Aristo, siyaseti, “bir insanın uğraşabileceği en nitelikli iş” olarak tanımlar…
-*-*-
Oysa günümüzde ülkemizde siyaset yapan kişilerin çoğu ki onlara siyasetçi diyoruz, itibarsızlık, sahtekarlık, çıkarcılık ve yozlaşmışlıkla beraber anılır.
-*-*-
Bir devleti ülkeyi, halkı, toplumu, cemaatı yönetmeye talipsiniz; Aristo size diyor ki, “yaptığınız iş, bir insan uğraşabileceği en nitelikli iştir” ama işiniz ne yazık ki yozlaşmışlıkla da beraber anılıyor.
-*-*-
Son bir hafta içerisinde, ülkemiz siyaseti ile ilgili iki anket gördüm…
Biri dün Avrupa’nın ön sayfasından da yayınlandı…
-*-*-
KKTC’de 50 sandalyeli parlamentoya girebilmek için, partinizin ülkedeki geçerli oyların yüzde 5’ine sahip olması gerekiyor…
-*-*-
2022’de son kez genel seçimlere gittik…
Beş parti barajı geçti…
Bunlardan birinci ile ikinci yani UBP ile CTP, anketlere göre şu anda yer değiştirmiş durumdadır ve mevcut siyasi yapı gereği, ilk erken genel seçimde sonuç, şu andaki anketler gibi çıkacaktır…
-*-*-
Efendim, erken genel seçim yapılmaz ve 2027’ye kadar, mevcut ekonomik ve sosyal koşullarla devam edilirse, CTP’nin liderliği pekişecek, UBP daha ciddi oy kaybedecektir; bu siyasetin doğası gereğidir…
Kısacası, UBP’nin erken seçime gitme kararı alması, kendi oy oranının daha da gerilememesi adına “gereklidir” hatta kaçınılmazdır!
-*-*-
Gelelim, 2022’de üç, dört ve beşinci sırada yarışı bitiren partilere…
Üçüncü sıradaki DP, şu anda tam anlamıyla darmadağın olmuş durumdadır…
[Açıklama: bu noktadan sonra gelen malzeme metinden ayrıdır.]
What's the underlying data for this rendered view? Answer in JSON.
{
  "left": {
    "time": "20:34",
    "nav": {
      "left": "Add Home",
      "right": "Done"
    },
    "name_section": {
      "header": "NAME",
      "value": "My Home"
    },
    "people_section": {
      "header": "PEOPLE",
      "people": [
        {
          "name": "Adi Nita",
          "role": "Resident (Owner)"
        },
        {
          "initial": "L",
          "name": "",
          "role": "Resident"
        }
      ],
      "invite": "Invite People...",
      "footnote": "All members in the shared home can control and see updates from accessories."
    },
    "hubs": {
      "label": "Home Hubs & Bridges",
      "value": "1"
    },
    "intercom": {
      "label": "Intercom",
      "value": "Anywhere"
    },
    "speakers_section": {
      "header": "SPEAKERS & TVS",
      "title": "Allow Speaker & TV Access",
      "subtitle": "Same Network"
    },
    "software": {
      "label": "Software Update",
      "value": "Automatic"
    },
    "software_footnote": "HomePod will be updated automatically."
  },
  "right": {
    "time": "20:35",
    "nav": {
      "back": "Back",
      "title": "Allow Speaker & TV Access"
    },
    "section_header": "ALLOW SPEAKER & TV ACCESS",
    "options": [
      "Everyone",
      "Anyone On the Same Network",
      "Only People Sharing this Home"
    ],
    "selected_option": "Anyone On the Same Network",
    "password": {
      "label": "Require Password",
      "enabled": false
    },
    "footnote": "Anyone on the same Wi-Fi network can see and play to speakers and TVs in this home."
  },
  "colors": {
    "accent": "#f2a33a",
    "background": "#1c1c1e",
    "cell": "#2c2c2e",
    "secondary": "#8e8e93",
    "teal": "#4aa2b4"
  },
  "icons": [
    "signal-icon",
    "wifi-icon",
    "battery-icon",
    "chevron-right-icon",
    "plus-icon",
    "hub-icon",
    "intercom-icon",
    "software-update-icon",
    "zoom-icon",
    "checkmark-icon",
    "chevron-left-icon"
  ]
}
Parti genel başkanı, diğer iki milletvekili ile kelimenin tam anlamı ile “küsmüş”tür, selamlaşmaz durumdadır…
Partinin “baraj” sorunu mutlak gibi görünmektedir…
-*-*-
Dördüncü sıradaki HP’nin üç vekilinden biri olan genel başkanı meclisten istifa ederek ayrılmış, öteki iki vekili ise partiden istifa etmiştir…
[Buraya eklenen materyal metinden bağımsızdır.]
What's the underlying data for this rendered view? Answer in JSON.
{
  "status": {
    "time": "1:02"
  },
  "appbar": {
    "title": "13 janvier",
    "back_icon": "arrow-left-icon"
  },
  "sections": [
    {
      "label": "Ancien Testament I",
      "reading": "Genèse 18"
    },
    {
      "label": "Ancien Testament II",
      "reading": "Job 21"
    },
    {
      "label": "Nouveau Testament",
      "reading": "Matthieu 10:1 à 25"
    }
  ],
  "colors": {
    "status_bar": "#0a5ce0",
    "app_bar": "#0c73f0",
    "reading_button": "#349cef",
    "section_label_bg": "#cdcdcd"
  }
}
Son dönemlerde, “yeniden toparlanma” ve özellikle son dönemlerde parti liderinin kişisel bazı çıkışları ile “yükseliş” gözlemlense de, “baraj sorunu” mutlaktır ve kaçınılmazdır…
-*-*-
Beşinci sıradaki YDP, bir hafta sonra genel başkan seçimli kurultaya gidiyor…
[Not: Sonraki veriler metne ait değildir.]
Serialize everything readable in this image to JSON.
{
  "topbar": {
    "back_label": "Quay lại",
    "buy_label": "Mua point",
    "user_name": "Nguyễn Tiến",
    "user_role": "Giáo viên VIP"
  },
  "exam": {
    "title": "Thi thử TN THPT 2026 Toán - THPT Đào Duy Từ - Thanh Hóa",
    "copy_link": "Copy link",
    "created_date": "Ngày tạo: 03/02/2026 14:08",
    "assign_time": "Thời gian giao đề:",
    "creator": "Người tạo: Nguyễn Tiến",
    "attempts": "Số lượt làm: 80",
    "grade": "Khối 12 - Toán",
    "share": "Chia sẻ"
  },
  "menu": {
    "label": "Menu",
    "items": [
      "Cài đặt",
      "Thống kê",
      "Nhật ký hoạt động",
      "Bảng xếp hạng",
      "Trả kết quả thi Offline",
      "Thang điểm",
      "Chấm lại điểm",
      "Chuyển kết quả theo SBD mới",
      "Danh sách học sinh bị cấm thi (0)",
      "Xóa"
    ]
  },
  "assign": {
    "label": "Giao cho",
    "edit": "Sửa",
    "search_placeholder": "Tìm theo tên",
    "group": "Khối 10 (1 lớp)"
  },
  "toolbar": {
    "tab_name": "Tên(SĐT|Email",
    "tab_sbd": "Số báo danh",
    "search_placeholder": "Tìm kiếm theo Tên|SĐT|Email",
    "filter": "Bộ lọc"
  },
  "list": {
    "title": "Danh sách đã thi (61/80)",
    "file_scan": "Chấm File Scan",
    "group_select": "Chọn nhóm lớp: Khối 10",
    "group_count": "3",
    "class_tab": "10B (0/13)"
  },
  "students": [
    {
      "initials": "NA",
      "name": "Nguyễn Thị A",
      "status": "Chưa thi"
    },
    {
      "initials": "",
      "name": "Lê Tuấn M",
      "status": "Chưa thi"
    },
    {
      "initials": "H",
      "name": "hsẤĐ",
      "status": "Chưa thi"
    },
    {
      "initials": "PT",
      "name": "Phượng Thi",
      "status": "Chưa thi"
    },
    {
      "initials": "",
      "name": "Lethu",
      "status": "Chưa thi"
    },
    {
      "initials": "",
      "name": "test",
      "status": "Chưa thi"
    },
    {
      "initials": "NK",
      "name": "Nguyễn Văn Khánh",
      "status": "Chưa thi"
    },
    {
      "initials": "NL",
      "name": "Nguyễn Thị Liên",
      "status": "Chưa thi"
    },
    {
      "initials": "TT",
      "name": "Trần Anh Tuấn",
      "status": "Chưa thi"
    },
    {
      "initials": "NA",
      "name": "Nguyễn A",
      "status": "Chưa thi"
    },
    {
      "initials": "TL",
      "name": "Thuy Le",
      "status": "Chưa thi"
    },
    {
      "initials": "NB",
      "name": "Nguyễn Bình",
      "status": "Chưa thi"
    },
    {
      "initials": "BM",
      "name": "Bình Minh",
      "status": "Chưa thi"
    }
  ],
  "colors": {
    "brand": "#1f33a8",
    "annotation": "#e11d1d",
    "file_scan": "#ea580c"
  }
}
“Türkiyelilerin partisi” damgası ile bu partinin “taban” bulma şansı DP ve HP’ye göre belki daha yüksektir ama parti içi çekişmeler gereği bölünme riski çok yüksektir…
-*-*-
Tarihinde ilk kez 2022’de “baraj altını” görmüş olan TKP geleneğinin devamı TDP, son genel başkan değişikliği ile “küme düşmemeyi garantilemiş takım rahatlığına” kapılırcasına hareket etmemelidir; ederse, yine baraj altı kalma riski çok yüksektir…
-*-*-
Bu durumda, CTP ve UBP dışında kalan, isimlerini bahsettiklerim ve bahsetmediklerim; Aristo’nun tarif ettiği “bir insanın uğraşabileceği en nitelikli iş” denen siyaseti, ne için ve kim için yapıyor olduğuna karar vermek zorundadır!
-*-*-
Efendim, “bizim illa ki meclise girmek gibi bir hedefimiz yoktur” diyenleri elbette anlarım ama meclise girmeden siyasette – yönetimde etkili olmak, çok zayıf bir “ihtimal”dir!
-*-*-
Bu durumda, örneğin sol kanattaki tüm yüzde 1; yüzde 3 büyüklüğündeki siyasi partilerin, örneğin TDP, hatta CTP ile seçim işbirliği yapmaları, “bana göre” doğru olandır.
-*-*-
Evet, “bana göre doğru olan!”…
Farklı düşünen ve “biz oy patlaması yaşayacağız, barajı geçmeyi bırak, olası bir koalisyonda kesin kilit partiyiz” diye düşünenlere de elbette saygım sonsuzdur ama unutmayın, tavla oynamıyoruz!
-*-*-
Eğer tavla oynuyor olsak anlardım… Biliyorsunuz, Ermeniler, “ya deprem olursa” olasılığı ile sonuna kadar zar atmayı sürdürür… Mars olmaktan deprem olasılığı ile kurtulma beklentisindedir…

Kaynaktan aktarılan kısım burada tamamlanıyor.